E a parte que nos cabe? E a percepção de onde o empresariado está errando? O que podemos fazer? Como dominar a “guerra de preços” que se instalou e que está expondo as empresas ao risco e levando-as a improdutividade? Será que uma política de preços baixos é a melhor solução para manter-se no mercado?
Não podemos dizer qual o melhor modelo de precificação, isto depende das estratégias e objetivos traçados. Mas com certeza o preço de um produto ou serviço deve atender no mínimo a dois indicadores — para a empresa através da rentabilidade e para o cliente através da satisfação às expectativas almejadas. A verdade é que procedem as preocupações de nosso presidente! Muitas são as perguntas, mas a principal é: o mercado está alcançando satisfatoriamente estes índices seguindo esta política?
A chave é  buscar o que deve ser feito para agregar valor aos serviços que oferecemos em nossas academias para que eles tenham um valor percebido melhor. Como fazer para que o benefício percebido pelo cliente seja maior que o preço percebido? O que faz com que em sua maioria eles achem muito alta a importância despendida na academia? Este mesmo cliente paga por uma única consulta médica ou uma ida ao cabeleireiro ou na compra de um tênis até mais do que nos paga por 30 dias de freqüência ininterrupta em uma academia. Uma única mensalidade chega a envolver inúmeros funcionários — muitos com currículos de dar inveja a muitos acadêmicos do país — e ainda assim a percepção de que se paga muito e se recebe pouco continua.
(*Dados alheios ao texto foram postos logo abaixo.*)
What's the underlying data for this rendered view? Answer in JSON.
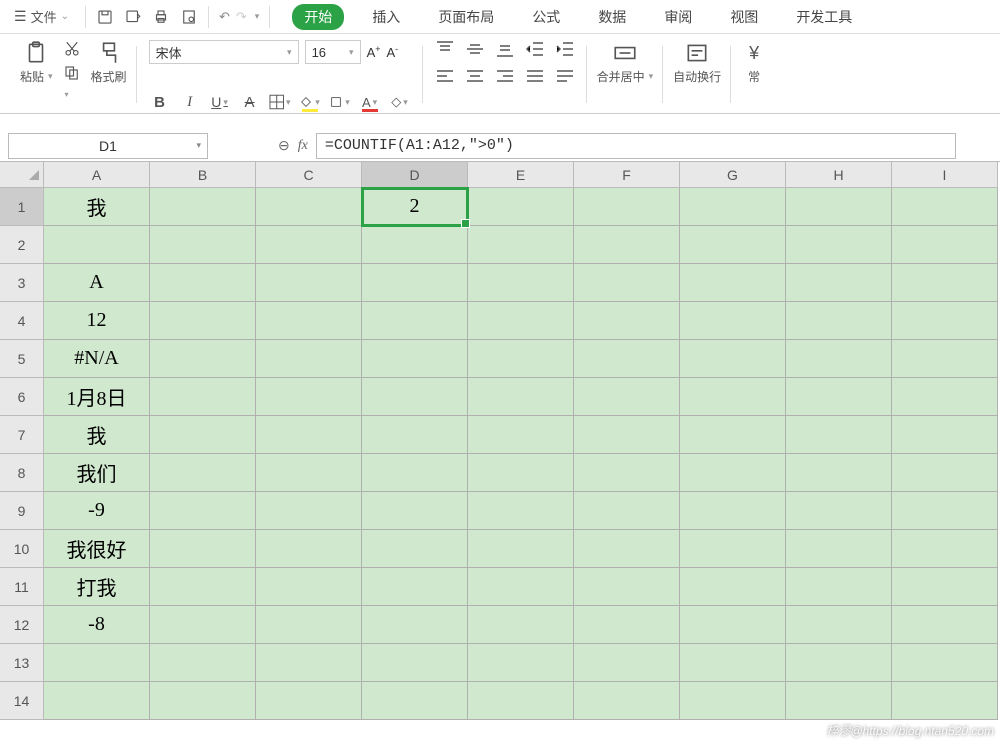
{
  "menu": {
    "file": "文件",
    "tabs": [
      "开始",
      "插入",
      "页面布局",
      "公式",
      "数据",
      "审阅",
      "视图",
      "开发工具"
    ],
    "active_tab": 0
  },
  "ribbon": {
    "paste": "粘贴",
    "format_painter": "格式刷",
    "font_name": "宋体",
    "font_size": "16",
    "merge_center": "合并居中",
    "auto_wrap": "自动换行",
    "more": "常"
  },
  "name_box": "D1",
  "formula": "=COUNTIF(A1:A12,\">0\")",
  "columns": [
    "A",
    "B",
    "C",
    "D",
    "E",
    "F",
    "G",
    "H",
    "I"
  ],
  "selected_col_index": 3,
  "selected_row_index": 0,
  "rows": [
    {
      "n": "1",
      "cells": [
        "我",
        "",
        "",
        "2",
        "",
        "",
        "",
        "",
        ""
      ]
    },
    {
      "n": "2",
      "cells": [
        "",
        "",
        "",
        "",
        "",
        "",
        "",
        "",
        ""
      ]
    },
    {
      "n": "3",
      "cells": [
        "A",
        "",
        "",
        "",
        "",
        "",
        "",
        "",
        ""
      ]
    },
    {
      "n": "4",
      "cells": [
        "12",
        "",
        "",
        "",
        "",
        "",
        "",
        "",
        ""
      ]
    },
    {
      "n": "5",
      "cells": [
        "#N/A",
        "",
        "",
        "",
        "",
        "",
        "",
        "",
        ""
      ]
    },
    {
      "n": "6",
      "cells": [
        "1月8日",
        "",
        "",
        "",
        "",
        "",
        "",
        "",
        ""
      ]
    },
    {
      "n": "7",
      "cells": [
        "我",
        "",
        "",
        "",
        "",
        "",
        "",
        "",
        ""
      ]
    },
    {
      "n": "8",
      "cells": [
        "我们",
        "",
        "",
        "",
        "",
        "",
        "",
        "",
        ""
      ]
    },
    {
      "n": "9",
      "cells": [
        "-9",
        "",
        "",
        "",
        "",
        "",
        "",
        "",
        ""
      ]
    },
    {
      "n": "10",
      "cells": [
        "我很好",
        "",
        "",
        "",
        "",
        "",
        "",
        "",
        ""
      ]
    },
    {
      "n": "11",
      "cells": [
        "打我",
        "",
        "",
        "",
        "",
        "",
        "",
        "",
        ""
      ]
    },
    {
      "n": "12",
      "cells": [
        "-8",
        "",
        "",
        "",
        "",
        "",
        "",
        "",
        ""
      ]
    },
    {
      "n": "13",
      "cells": [
        "",
        "",
        "",
        "",
        "",
        "",
        "",
        "",
        ""
      ]
    },
    {
      "n": "14",
      "cells": [
        "",
        "",
        "",
        "",
        "",
        "",
        "",
        "",
        ""
      ]
    }
  ],
  "watermark": "椊漻@https://blog.ntan520.com",
  "colors": {
    "accent": "#2ba246",
    "cell_bg": "#d0e8ce"
  }
}
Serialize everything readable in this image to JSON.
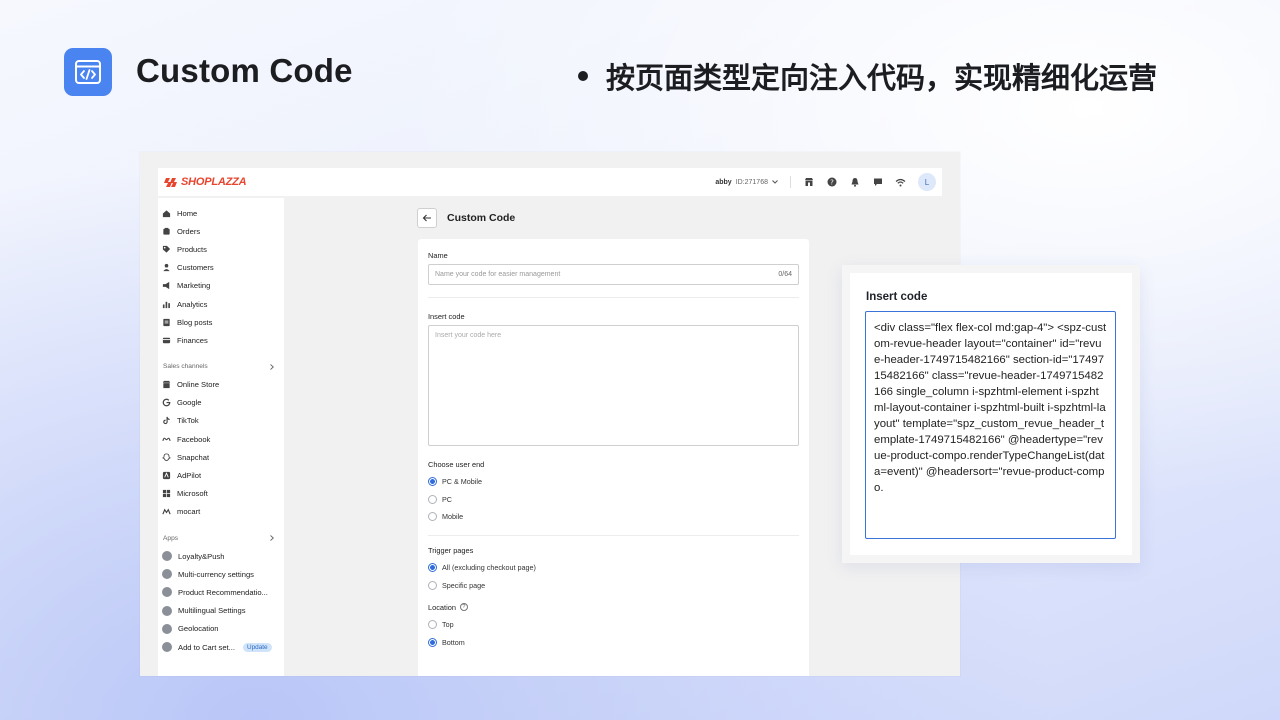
{
  "hero": {
    "title": "Custom Code",
    "bullet": "按页面类型定向注入代码，实现精细化运营",
    "accent": "#4a84f0"
  },
  "topbar": {
    "logo": "SHOPLAZZA",
    "account_name": "abby",
    "account_id": "ID:271768",
    "avatar": "L"
  },
  "sidebar": {
    "items": [
      {
        "label": "Home",
        "icon": "home-icon"
      },
      {
        "label": "Orders",
        "icon": "orders-icon"
      },
      {
        "label": "Products",
        "icon": "tag-icon"
      },
      {
        "label": "Customers",
        "icon": "user-icon"
      },
      {
        "label": "Marketing",
        "icon": "megaphone-icon"
      },
      {
        "label": "Analytics",
        "icon": "bar-chart-icon"
      },
      {
        "label": "Blog posts",
        "icon": "blog-icon"
      },
      {
        "label": "Finances",
        "icon": "finance-icon"
      }
    ],
    "sales_channels_label": "Sales channels",
    "channels": [
      {
        "label": "Online Store",
        "icon": "store-icon"
      },
      {
        "label": "Google",
        "icon": "google-icon"
      },
      {
        "label": "TikTok",
        "icon": "tiktok-icon"
      },
      {
        "label": "Facebook",
        "icon": "meta-icon"
      },
      {
        "label": "Snapchat",
        "icon": "snapchat-icon"
      },
      {
        "label": "AdPilot",
        "icon": "adpilot-icon"
      },
      {
        "label": "Microsoft",
        "icon": "microsoft-icon"
      },
      {
        "label": "mocart",
        "icon": "mocart-icon"
      }
    ],
    "apps_label": "Apps",
    "apps": [
      {
        "label": "Loyalty&Push"
      },
      {
        "label": "Multi-currency settings"
      },
      {
        "label": "Product Recommendatio..."
      },
      {
        "label": "Multilingual Settings"
      },
      {
        "label": "Geolocation"
      },
      {
        "label": "Add to Cart set...",
        "badge": "Update"
      }
    ]
  },
  "page": {
    "title": "Custom Code",
    "name_label": "Name",
    "name_placeholder": "Name your code for easier management",
    "name_count": "0/64",
    "insert_label": "Insert code",
    "insert_placeholder": "Insert your code here",
    "user_end_label": "Choose user end",
    "user_end_options": [
      {
        "label": "PC & Mobile",
        "selected": true
      },
      {
        "label": "PC",
        "selected": false
      },
      {
        "label": "Mobile",
        "selected": false
      }
    ],
    "trigger_label": "Trigger pages",
    "trigger_options": [
      {
        "label": "All (excluding checkout page)",
        "selected": true
      },
      {
        "label": "Specific page",
        "selected": false
      }
    ],
    "location_label": "Location",
    "location_options": [
      {
        "label": "Top",
        "selected": false
      },
      {
        "label": "Bottom",
        "selected": true
      }
    ]
  },
  "zoom": {
    "label": "Insert code",
    "code": "<div class=\"flex flex-col md:gap-4\"> <spz-custom-revue-header layout=\"container\" id=\"revue-header-1749715482166\" section-id=\"1749715482166\" class=\"revue-header-1749715482166 single_column i-spzhtml-element i-spzhtml-layout-container i-spzhtml-built i-spzhtml-layout\" template=\"spz_custom_revue_header_template-1749715482166\" @headertype=\"revue-product-compo.renderTypeChangeList(data=event)\" @headersort=\"revue-product-compo."
  }
}
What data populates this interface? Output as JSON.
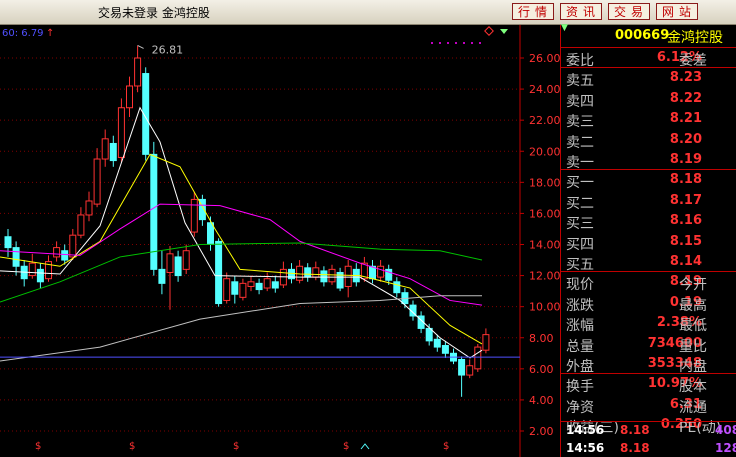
{
  "window": {
    "title": "交易未登录  金鸿控股",
    "buttons": [
      "行情",
      "资讯",
      "交易",
      "网站"
    ]
  },
  "chart": {
    "ma_label": "60: 6.79",
    "ma_arrow": "↑",
    "peak_label": "26.81",
    "indicators": [
      "red-dots",
      "diamond",
      "dropdown"
    ],
    "y_ticks": [
      "26.00",
      "24.00",
      "22.00",
      "20.00",
      "18.00",
      "16.00",
      "14.00",
      "12.00",
      "10.00",
      "8.00",
      "6.00",
      "4.00",
      "2.00"
    ],
    "colors": {
      "up": "#ff3232",
      "down": "#54ffff",
      "ma5": "#ffffff",
      "ma10": "#ffff00",
      "ma20": "#ff00ff",
      "ma60": "#00c000",
      "grid": "#800000",
      "axis": "#c00000"
    }
  },
  "quote": {
    "code": "000669",
    "name": "金鸿控股",
    "rows": [
      {
        "label": "委比",
        "value": "6.12%",
        "label2": "委差"
      },
      {
        "label": "卖五",
        "value": "8.23"
      },
      {
        "label": "卖四",
        "value": "8.22"
      },
      {
        "label": "卖三",
        "value": "8.21"
      },
      {
        "label": "卖二",
        "value": "8.20"
      },
      {
        "label": "卖一",
        "value": "8.19"
      },
      {
        "label": "买一",
        "value": "8.18"
      },
      {
        "label": "买二",
        "value": "8.17"
      },
      {
        "label": "买三",
        "value": "8.16"
      },
      {
        "label": "买四",
        "value": "8.15"
      },
      {
        "label": "买五",
        "value": "8.14"
      },
      {
        "label": "现价",
        "value": "8.19",
        "label2": "今开"
      },
      {
        "label": "涨跌",
        "value": "0.19",
        "label2": "最高"
      },
      {
        "label": "涨幅",
        "value": "2.38%",
        "label2": "最低"
      },
      {
        "label": "总量",
        "value": "734600",
        "label2": "量比"
      },
      {
        "label": "外盘",
        "value": "353348",
        "label2": "内盘"
      },
      {
        "label": "换手",
        "value": "10.97%",
        "label2": "股本"
      },
      {
        "label": "净资",
        "value": "6.31",
        "label2": "流通"
      },
      {
        "label": "收益(三)",
        "value": "0.250",
        "label2": "PE(动)"
      }
    ],
    "ticks": [
      {
        "time": "14:56",
        "price": "8.18",
        "vol": "408"
      },
      {
        "time": "14:56",
        "price": "8.18",
        "vol": "128"
      }
    ]
  }
}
O setor de Fitness oferece serviços que ampliam a qualidade e a expectativa de vida, devemos acompanhar a tendência global e verdadeira de que o nosso mercado atua como medicina preventiva. Precisamos fazer com que a competitividade do mercado seja através da diferenciação e não  do preço, fazer com que o cliente perceba o quanto este serviço trará de valor para ele. Oferecemos algo que a população necessita e não conseguimos fazer com que em primeiro lugar grande parte da classe de empresários compreenda isto. É de extrema importância que façamos o nosso cliente perceber os benefícios intrínsecos, valores agregados e  os diferenciais positivos no estão adquirindo. Se o mercado como um todo se empenhar nisso, certamente o cliente estará disposto a pagar  o que este serviço realmente vale.
Temos que optar, se deveremos continuar deixando o cliente achar que está pagando caro e sentir-se “explorado” equivocadamente, ou devemos seguir os ensinamentos do especialista em Marketing e Vendas de Harvard e palestrante reconhecido mundialmente Bem Shapiro que diz: “...é preciso ter coragem, uma vez que é mais fácil ser tentado a manter o cliente ou participação no mercado através da redução do preços.”